= Vlada Voskar =

Serbian Chetnik voivode

Vladimir "Vlada" T. Milanović, nicknamed Vlada Voskar (Arandjelovac, Principality of Serbia, 1880 – Siberia, Russia, before 1922) was a Serbian Chetnik voivode from Arandjelovac. He was a member of Voivode Vojislav Tankosić's band (1903-1912). After participating in the Balkan Wars and World War I, he joined the First Serbian Volunteer Division in Odessa and continued fighting against the Bolsheviks in the White movement. That was the last record of him.

As a member of the Serbian Chetnik band, Vlada Voskar and his fellow volunteers were under the command of Vojislav Tankosić, one of the most important Chetnik voivodes at the time. They went to Skopje, Bitola, and Thessaloniki in the winter of 1903–04, where they organized Chetnik action in the struggle for Macedonia. Voskar also participated in the victory on Čelopek near Kumanovo on 16 April 1905, part of the četa (unit) of vojvoda Savatije Milošević. Voskar went to Belgrade after Tankosić disbanded the Chetnik volunteers in late July 1908.

Among the first to join the Chetniks in the Balkan Wars, Voskar chose Tankosić's Laplje Chetnik detachment. The detachment began operations in the Turkish-controlled territory two days before the outbreak of the war, at the border post (karaula) at Merdar, where the Chetniks and Albanian Kachaks skirmished into the first battle of the war. The fighting evolved on its own, obviously, without headquarters' approval. Voskar and his comrades at arms fought for three days until the Serbian Army came and brought victory. Tankosić's Chetniks were among the first to liberate Priština from the Ottoman Turks.

After the outbreak of World War I, when Jovan Babunski formed the Sava Chetnik detachment, which was then placed under the command of Major Vojislav Tankosić, Voskar's unit went on to fight the Austro-Hungarians in the late summer of 1914 and later destroyed a railway bridge on the Sava River to prevent Austro-Hungarian forces from crossing it. It took the Austrians and the Central Powers three attempts at invading Serbia in late 1915 to reach their goal. During the Serbian army's retreat through Albania, the Montenegrin Army that protected the retreat of Serbian forces defeated the Austrians on 7 January 1916 in the Battle of Mojkovac. This allowed the Serbian army and civilians to reach Corfu and eventually Salonika, where they met up with expeditionary forces from several countries, including France, Italy, Great Britain, Russia, and Greece, the so-called Allied Army of the Orient.

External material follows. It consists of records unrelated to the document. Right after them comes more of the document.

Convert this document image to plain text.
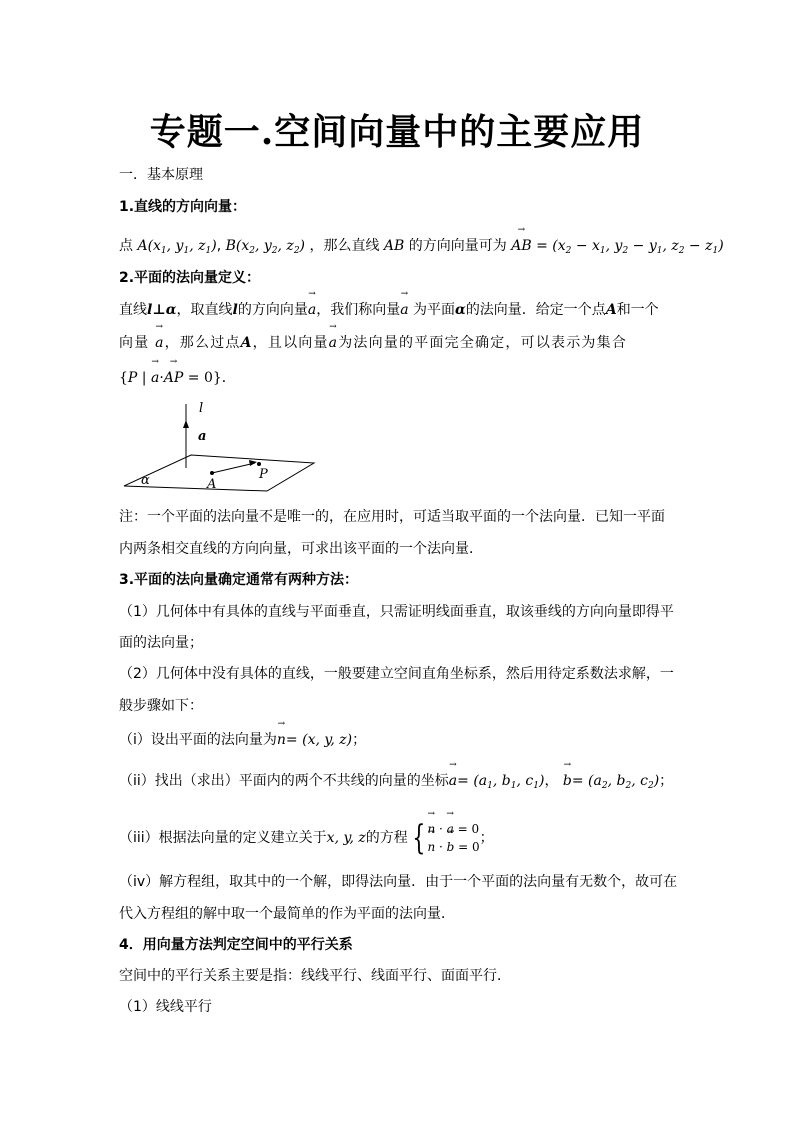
专题一.空间向量中的主要应用
一．基本原理
1.直线的方向向量：
点 $A(x_1$, $y_1$, $z_1$), $B(x_2$, $y_2$, $z_2$) ，那么直线 AB 的方向向量可为 → AB = ($x_2 - x_1$, $y_2 - y_1$, $z_2 - z_1$)
2.平面的法向量定义：
直线l⊥α，取直线l的方向向量→ a，我们称向量→ a 为平面α的法向量．给定一个点A和一个
向量 → a，那么过点A，且以向量→ a为法向量的平面完全确定，可以表示为集合
{P | → a·→ AP = 0}．
l
a
α	A
P
注：一个平面的法向量不是唯一的，在应用时，可适当取平面的一个法向量．已知一平面
内两条相交直线的方向向量，可求出该平面的一个法向量．
3.平面的法向量确定通常有两种方法：
（1）几何体中有具体的直线与平面垂直，只需证明线面垂直，取该垂线的方向向量即得平
面的法向量；
（2）几何体中没有具体的直线，一般要建立空间直角坐标系，然后用待定系数法求解，一
般步骤如下：
（i）设出平面的法向量为→ n= (x, y, z)；
（ii）找出（求出）平面内的两个不共线的向量的坐标→ $a= (a_1$, $b_1$, $c_1$)， → $b= (a_2$, $b_2$, $c_2$)；
（iii）根据法向量的定义建立关于x, y, z的方程 { → n · → a = 0
→ n · → b = 0；
（iv）解方程组，取其中的一个解，即得法向量．由于一个平面的法向量有无数个，故可在
代入方程组的解中取一个最简单的作为平面的法向量．
4．用向量方法判定空间中的平行关系
空间中的平行关系主要是指：线线平行、线面平行、面面平行．
（1）线线平行
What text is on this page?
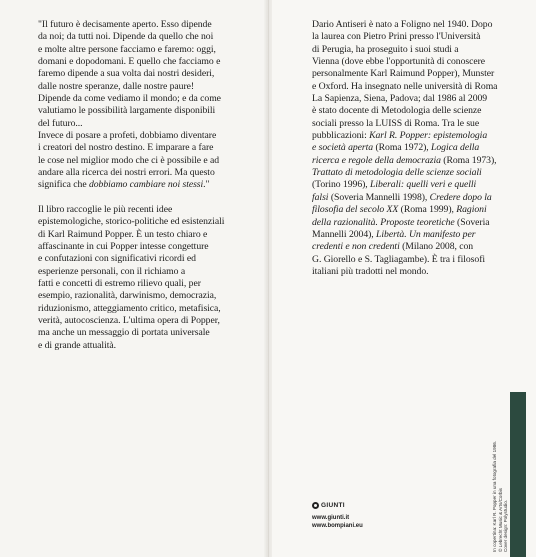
"Il futuro è decisamente aperto. Esso dipende

da noi; da tutti noi. Dipende da quello che noi

e molte altre persone facciamo e faremo: oggi,

domani e dopodomani. E quello che facciamo e

faremo dipende a sua volta dai nostri desideri,

dalle nostre speranze, dalle nostre paure!

Dipende da come vediamo il mondo; e da come

valutiamo le possibilità largamente disponibili

del futuro...

Invece di posare a profeti, dobbiamo diventare

i creatori del nostro destino. E imparare a fare

le cose nel miglior modo che ci è possibile e ad

andare alla ricerca dei nostri errori. Ma questo

significa che dobbiamo cambiare noi stessi."

Il libro raccoglie le più recenti idee

epistemologiche, storico-politiche ed esistenziali

di Karl Raimund Popper. È un testo chiaro e

affascinante in cui Popper intesse congetture

e confutazioni con significativi ricordi ed

esperienze personali, con il richiamo a

fatti e concetti di estremo rilievo quali, per

esempio, razionalità, darwinismo, democrazia,

riduzionismo, atteggiamento critico, metafisica,

verità, autocoscienza. L'ultima opera di Popper,

ma anche un messaggio di portata universale

e di grande attualità.

Dario Antiseri è nato a Foligno nel 1940. Dopo

la laurea con Pietro Prini presso l'Università

di Perugia, ha proseguito i suoi studi a

Vienna (dove ebbe l'opportunità di conoscere

personalmente Karl Raimund Popper), Munster

e Oxford. Ha insegnato nelle università di Roma

La Sapienza, Siena, Padova; dal 1986 al 2009

è stato docente di Metodologia delle scienze

sociali presso la LUISS di Roma. Tra le sue

pubblicazioni: Karl R. Popper: epistemologia

e società aperta (Roma 1972), Logica della

ricerca e regole della democrazia (Roma 1973),

Trattato di metodologia delle scienze sociali

(Torino 1996), Liberali: quelli veri e quelli

falsi (Soveria Mannelli 1998), Credere dopo la

filosofia del secolo XX (Roma 1999), Ragioni

della razionalità. Proposte teoretiche (Soveria

Mannelli 2004), Libertà. Un manifesto per

credenti e non credenti (Milano 2008, con

G. Giorello e S. Tagliagambe). È tra i filosofi

italiani più tradotti nel mondo.

In copertina: Karl R. Popper in una fotografia del 1986. © Lebrecht Music & Arts/Corbis Cover design: Polystudio.

GIUNTI
www.giunti.it
www.bompiani.eu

In February 1916, the Serbian Supreme Command at Corfu issued a directive to Colonel Stevan Hadžić (appointing him as Commander) to leave for Imperial Russia, in order to form the First Serbian Volunteer Division. Hadžić took several volunteers with him, among them Vlada Voskar, an experienced Chetnik, before leaving for Odessa, they made a stop-over in Iaşi where Voskar joined up with Lieutenant-Colonel Aleksandar Srb, Magarašević, and Pavković who become prominent commanders in the ranks of the First Serbian Volunteer Division and later in the White movement. Voskar went on to fight in Chita, Zabaykalsky Krai, Krasnoyarsk, Tyumen, Tobolsk Kremlin, Novi Nikolaevsk (Novosibirsk) and Vladivostok. The last record we have of him is in Russia during the Russian Civil War.